The Pinnacle

Stories and ideas from Big Blue Digital.

Avoid user rejection: How to get your team ready for change

Putting in a new system - only to have it rejected by your team - is one of the greatest fears of any business considering a digital transformation project. 

If you're investing a chunk of money in something new, you don't want it's launch to be met with crickets, or worse, outright anger or frustration.

Here are four strategies - taken from experiences we’ve had with our clients - to help avoid user rejection.

1. Find your internal champions.

When we've been invovled in delivering SharePoint Intranet projects to organisations, our technical work has almost been secondary to the work we've done in coordinating working groups, facilitating conversation and decisions (which inform the technical build) and giving the team members we're working with the information they need to help discuss the solution at the water cooler.

Having a good reference group, who meet frequently and are representative of the cross-section of your business, is priceless in this scenrio.
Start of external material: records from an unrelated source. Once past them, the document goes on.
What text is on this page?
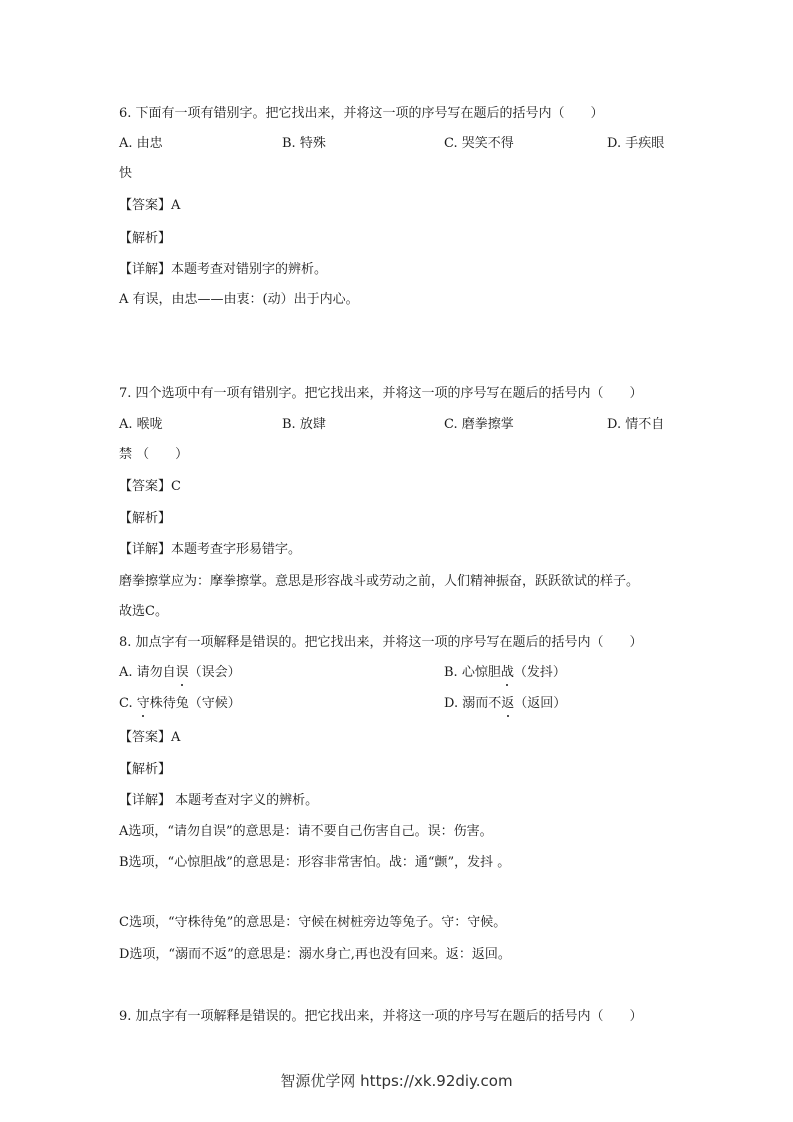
6. 下面有一项有错别字。把它找出来，并将这一项的序号写在题后的括号内（　　）
A. 由忠	B. 特殊	C. 哭笑不得	D. 手疾眼
快
【答案】A
【解析】
【详解】本题考查对错别字的辨析。
A 有误，由忠——由衷：(动）出于内心。
7. 四个选项中有一项有错别字。把它找出来，并将这一项的序号写在题后的括号内（　　）
A. 喉咙	B. 放肆	C. 磨拳擦掌	D. 情不自
禁 （　　）
【答案】C
【解析】
【详解】本题考查字形易错字。
磨拳擦掌应为：摩拳擦掌。意思是形容战斗或劳动之前，人们精神振奋，跃跃欲试的样子。
故选C。
8. 加点字有一项解释是错误的。把它找出来，并将这一项的序号写在题后的括号内（　　）
A. 请勿自误（误会）	B. 心惊胆战（发抖）
C. 守株待兔（守候）	D. 溺而不返（返回）
【答案】A
【解析】
【详解】 本题考查对字义的辨析。
A选项，“请勿自误”的意思是：请不要自己伤害自己。误：伤害。
B选项，“心惊胆战”的意思是：形容非常害怕。战：通“颤”，发抖 。
C选项，“守株待兔”的意思是：守候在树桩旁边等兔子。守：守候。
D选项，“溺而不返”的意思是：溺水身亡,再也没有回来。返：返回。
9. 加点字有一项解释是错误的。把它找出来，并将这一项的序号写在题后的括号内（　　）
智源优学网 https://xk.92diy.com
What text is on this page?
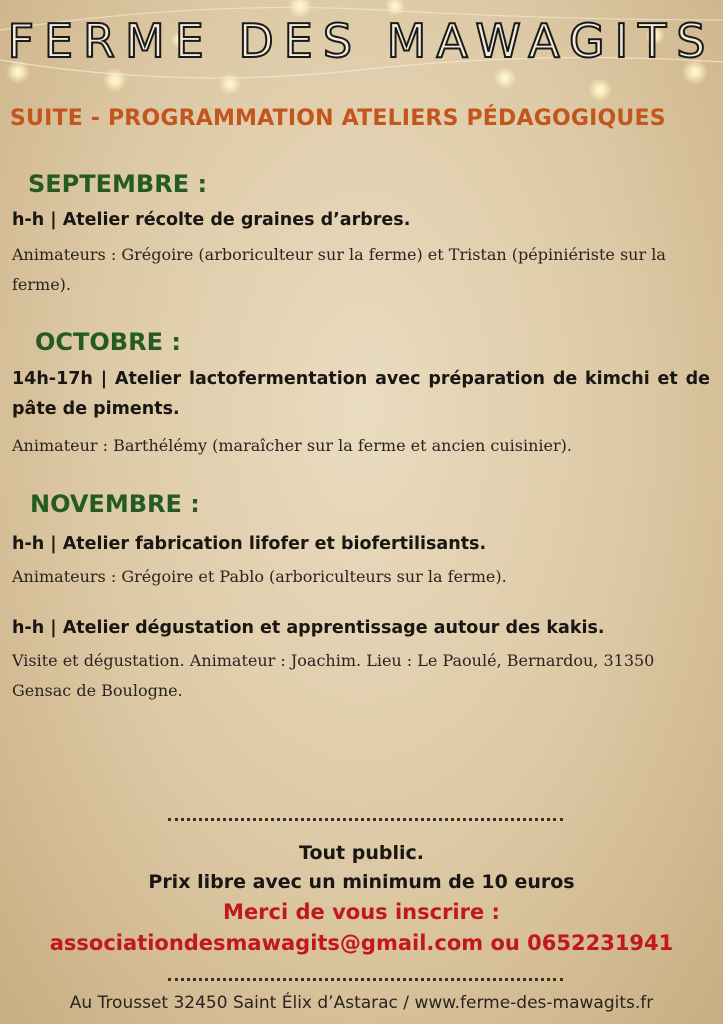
FERME DES MAWAGITS
SUITE - PROGRAMMATION ATELIERS PÉDAGOGIQUES
SEPTEMBRE :
h-h | Atelier récolte de graines d’arbres.
Animateurs : Grégoire (arboriculteur sur la ferme) et Tristan (pépiniériste sur la ferme).
OCTOBRE :
14h-17h | Atelier lactofermentation avec préparation de kimchi et de pâte de piments.
Animateur : Barthélémy (maraîcher sur la ferme et ancien cuisinier).
NOVEMBRE :
h-h | Atelier fabrication lifofer et biofertilisants.
Animateurs : Grégoire et Pablo (arboriculteurs sur la ferme).
h-h | Atelier dégustation et apprentissage autour des kakis.
Visite et dégustation. Animateur : Joachim. Lieu : Le Paoulé, Bernardou, 31350 Gensac de Boulogne.
Tout public.
Prix libre avec un minimum de 10 euros
Merci de vous inscrire :
associationdesmawagits@gmail.com ou 0652231941
Au Trousset 32450 Saint Élix d’Astarac / www.ferme-des-mawagits.fr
You will take as much information from them on how to mitigate the risk of user rejection, as they will take from you to share back with their colleagues.

So who should they be? Volunteers, and people who understand your current systems are perfect. But sometimes the best internal champions are those you think will really hate the new thing, or that struggle with technology.

If you can convince these team members, and show them how the new system will help them do their work everyday, then it's likely the whole organisation will be convinced much more readily.

2. Treat change as a marketing campaign

Consider the lead up to, testing and launch of your new system each as opportunities to create (positive) buzz with the team.

If we were about to start marketing for a new client, we'd first look at their Digital Ecosystem. What tools do they have to help us share the message.

Desk stickers. Posters. Surveys. Naming Competitions for an intranet. All of these peak interest.

3. Get creative

We recently created and launched a new website for a client. This website represents a number of geographically dispersed franchises, and given that a website is the focal point for all sales online, it was important that all players were on board.

Alongside the website we created an internal communications strategy that included the creation of short videos. These videos introduced the new site, its key features and benefits and purpose to the franchisees. Video allowed the business to get more personal with their franchisees. It put a face to the message and showed the story much more than an email or phone call could.

Are you kicking off a new campaign or wanting to do an extra sales push? Think about how you can deliver the message in a more personal way... rather than an old school blanket all company memo...

4.Take feedback - and use it

In the video, as part of the project I just mentioned, the various spokespeople for the website explained what had been created, why and, most importantly, what happens next.

So, what did happen next?

All franchisees were invited to fill out a feedback form or give feedback over the phone. Their opinions were sought to improve the website, and give them ownership of the project. Asking for opinions is a great way to encourage greater ownership of a specific initiative.